U7snRNA-Mediated Exon Skipping as a Powerful Therapeutic Tool for the Treatment of DMD


Topic:

Translational Research

Poster Number: 309

Author(s):

Liubov Gushchina, PhD, Abigail Wexner Research Institute at Nationwide Children's Hospital, EZGI SAYLAM, MD, Nationwide Children's Hospital, Kara Terry, Abigail Wexner Research Institute at Nationwide Children's Hospital, Aisha Suhaiba, Abigail Wexner Research Institute at Nationwide Children's Hospital, Calli Bellinger, Abigail Wexner Research Institute at Nationwide Children's Hospital, Sydney Casey, Abigail Wexner Research Institute at Nationwide Children's Hospital, Gabrielle Dufresne, Abigail Wexner Research Institute at Nationwide Children's Hospital, Nianyuan Huang, Abigail Wexner Research Institute at Nationwide Children's Hospital, Natalie Rohan, BS, Abigail Wexner Research Institute at Nationwide Children's Hospital, Allison Lowery, Abigail Wexner Research Institute at Nationwide Children's Hospital, Nicolas Wein, PhD, Nationwide Children's Hospital, Kevin Flanigan, MD, Nationwide Children's Hospital

Duchenne muscular dystrophy (DMD) is a progressive X-linked muscle disease caused by mutations that disrupt the open reading frame (ORF) of the DMD gene, resulting in the absence of dystrophin, a muscle-specific structural protein essential for muscle cell integrity.
U7snRNA gene corrective therapy resulting in a selective exclusion of exon 2 in Dup2 patients is an approach that is already in clinical trial (NCT04240314).

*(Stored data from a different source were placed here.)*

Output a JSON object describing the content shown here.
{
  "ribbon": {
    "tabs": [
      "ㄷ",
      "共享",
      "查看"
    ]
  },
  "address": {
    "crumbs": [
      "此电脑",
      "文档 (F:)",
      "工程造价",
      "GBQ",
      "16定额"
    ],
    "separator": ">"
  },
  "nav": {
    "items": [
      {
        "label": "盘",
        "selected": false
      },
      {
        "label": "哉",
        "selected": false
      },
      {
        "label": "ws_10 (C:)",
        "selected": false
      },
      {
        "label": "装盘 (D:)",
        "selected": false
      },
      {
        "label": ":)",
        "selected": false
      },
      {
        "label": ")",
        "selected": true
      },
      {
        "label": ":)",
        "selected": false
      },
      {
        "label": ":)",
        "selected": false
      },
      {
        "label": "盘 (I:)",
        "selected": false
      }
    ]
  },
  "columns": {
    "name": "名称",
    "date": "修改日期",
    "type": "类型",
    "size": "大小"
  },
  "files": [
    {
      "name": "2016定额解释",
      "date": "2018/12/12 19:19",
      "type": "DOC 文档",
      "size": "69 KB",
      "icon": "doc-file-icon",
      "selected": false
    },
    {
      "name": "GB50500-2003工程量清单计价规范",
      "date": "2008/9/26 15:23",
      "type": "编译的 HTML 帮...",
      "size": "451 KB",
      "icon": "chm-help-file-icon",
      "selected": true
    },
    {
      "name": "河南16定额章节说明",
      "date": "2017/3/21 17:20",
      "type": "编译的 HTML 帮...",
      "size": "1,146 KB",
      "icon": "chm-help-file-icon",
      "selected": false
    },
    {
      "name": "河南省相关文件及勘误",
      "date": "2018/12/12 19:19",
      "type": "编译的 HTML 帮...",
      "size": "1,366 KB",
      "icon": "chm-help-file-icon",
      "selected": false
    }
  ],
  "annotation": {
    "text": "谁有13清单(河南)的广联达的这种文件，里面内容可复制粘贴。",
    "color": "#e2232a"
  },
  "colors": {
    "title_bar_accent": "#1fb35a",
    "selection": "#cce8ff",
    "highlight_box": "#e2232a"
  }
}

Similar strategies to alter splicing to exclude the target exons in DMD transcripts with duplication and deletion mutations, restoring translation of a full-length or internally truncated, yet functionally active protein is a powerful tool for the prevention and cure of diseases and developing personalized therapies for patients with very rare mutations in the DMD gene.
Here, we developed a viral-based exon-skipping platform utilizing rAAV to encapsidate a single copy of a non-coding U7snRNA with additional sequences targeting the splice acceptor (SAS), splice donor (SDS) sites or splice enhancer (ESE) site of different DMD exons. We found that DMD patient-derived cell lines (Immortalized tet-inducible-MyoD fibroblasts, FM cells) treated with various doses of rAAV.U7snRNA vectors showed robust skipping of the targeted dystrophin exons in a dose-dependent manner. Semi-quantitative analysis of RT-PCR gel images confirmed WT or in-frame (IF) dystrophin mRNA transcripts in FM cells after rAAV infection following 8-14 days of differentiation.
Overall, these data demonstrate that AAV-U7snRNA-mediated therapy is a powerful therapeutic tool that could benefit DMD patients with various mutations, including single exon duplications and single- and multiple- exon deletions.